More info here, this has been known for some time already:

http://forum.xda-developers.com/showthread.php?p=53391745

http://forum.xda-developers.com/showthread.php?t=2395007

Fortunately the solution is pretty simple, as these generic MTK devices are all easy to root and reflash with new firmware.

The entire american telecom infrastructure is rife with spyware. Why should chinese telecom be any different?

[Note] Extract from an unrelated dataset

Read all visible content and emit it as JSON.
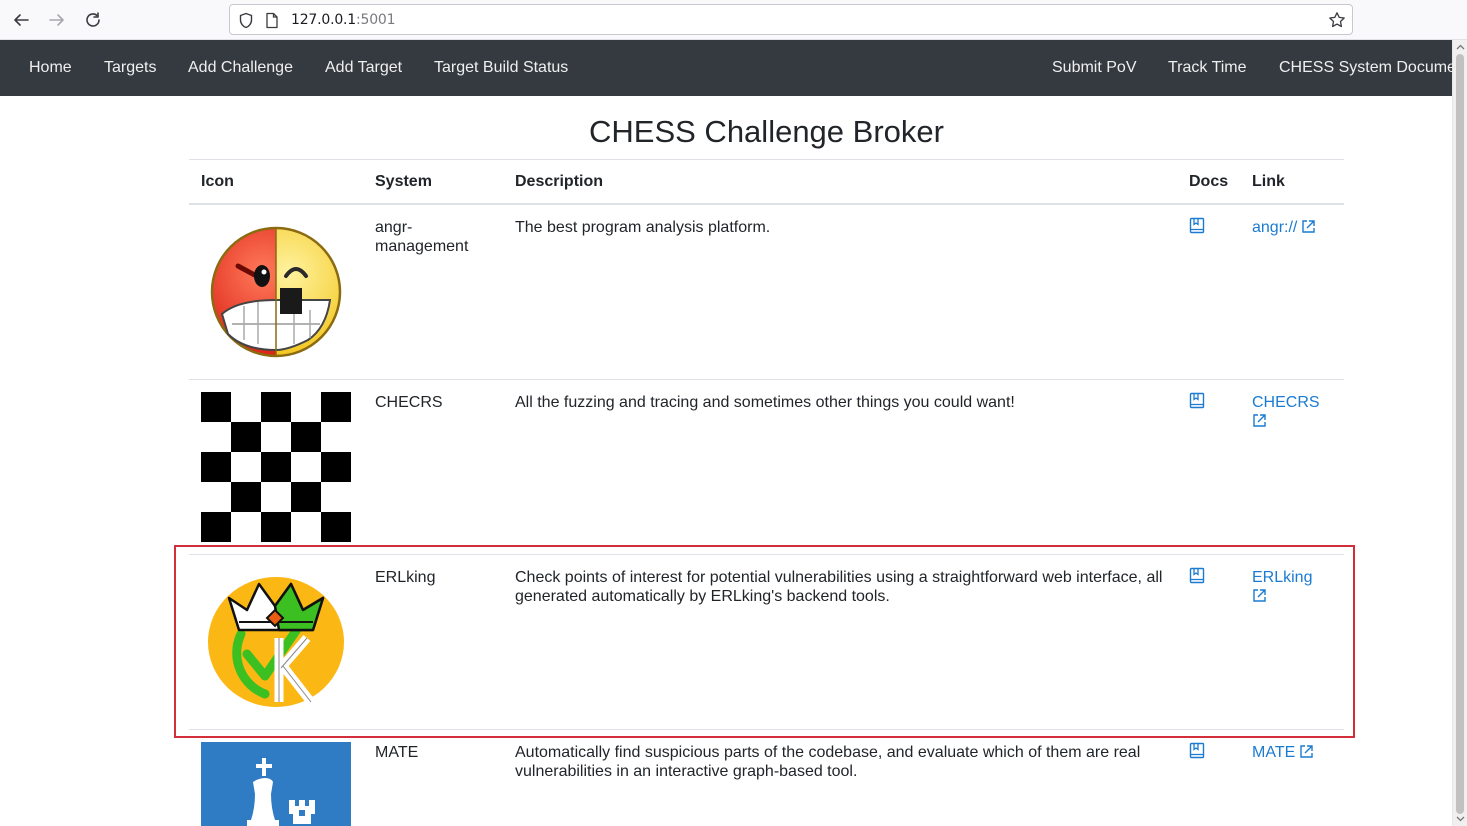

There's a ton of these generic MTK-processor-based phones available online; I bought and played with a few a year or two ago. They range from "really crappy" to "pretty nice", but in most all cases you're stuck with the version of Android that they ship with, as there's no ongoing support, no upgrades from the vendor, etc.

To the surprise of no one.

How are we doing for FOSS cell phones again?

I think that there may be ONE option. RMS probably has it...

It really depends on how FLOSS you want to go?

On the software side of things the closest you can get is a phone running OsmocomBB. That only runs on some dumphones and is not useful from a user perspective, it is only for research. For smartphone software, the closest you can get is a phone running Replicant. That still has all the embedded proprietary software; baseband OS, bootloader, wifi/bluetooth/camera firmware etc.

On the hardware side of things, we have no ASICs with libre designs. I think there have been some cases with libre designs but none manufactured in large quantities. There are myriad patents covering various hardware processes, instruction sets, CPU stuff etc. See bunnie's talk about layers of openness and the Novena laptop for more on this.

RMS uses other people's phones, he doesn't have one himself, mainly due to the network side of things though.

Wow, I guess that there aren't really any "fully open" phones in that case.

For the truly paranoid (with or without reason), I guess that they would have to go the RMS route -- or find a payphone that isn't within sight of a security camera.

I'm currently using an offbrand Chinese Android phone, so this news has made me very very nervous.

Why you think this is true?

Well, I just don't know. I don't have the same phone this but it's made me wonder.

The NSA deliberately weakened crypto keys/code. How is that any different?

Even if it were the same, it would still be news.

Agreed. But my question is still valid (and not deserving of the down votes) given that so many Americans do not react to their government's privacy and anti-democratic intrusions with the same disdain they have toward China's.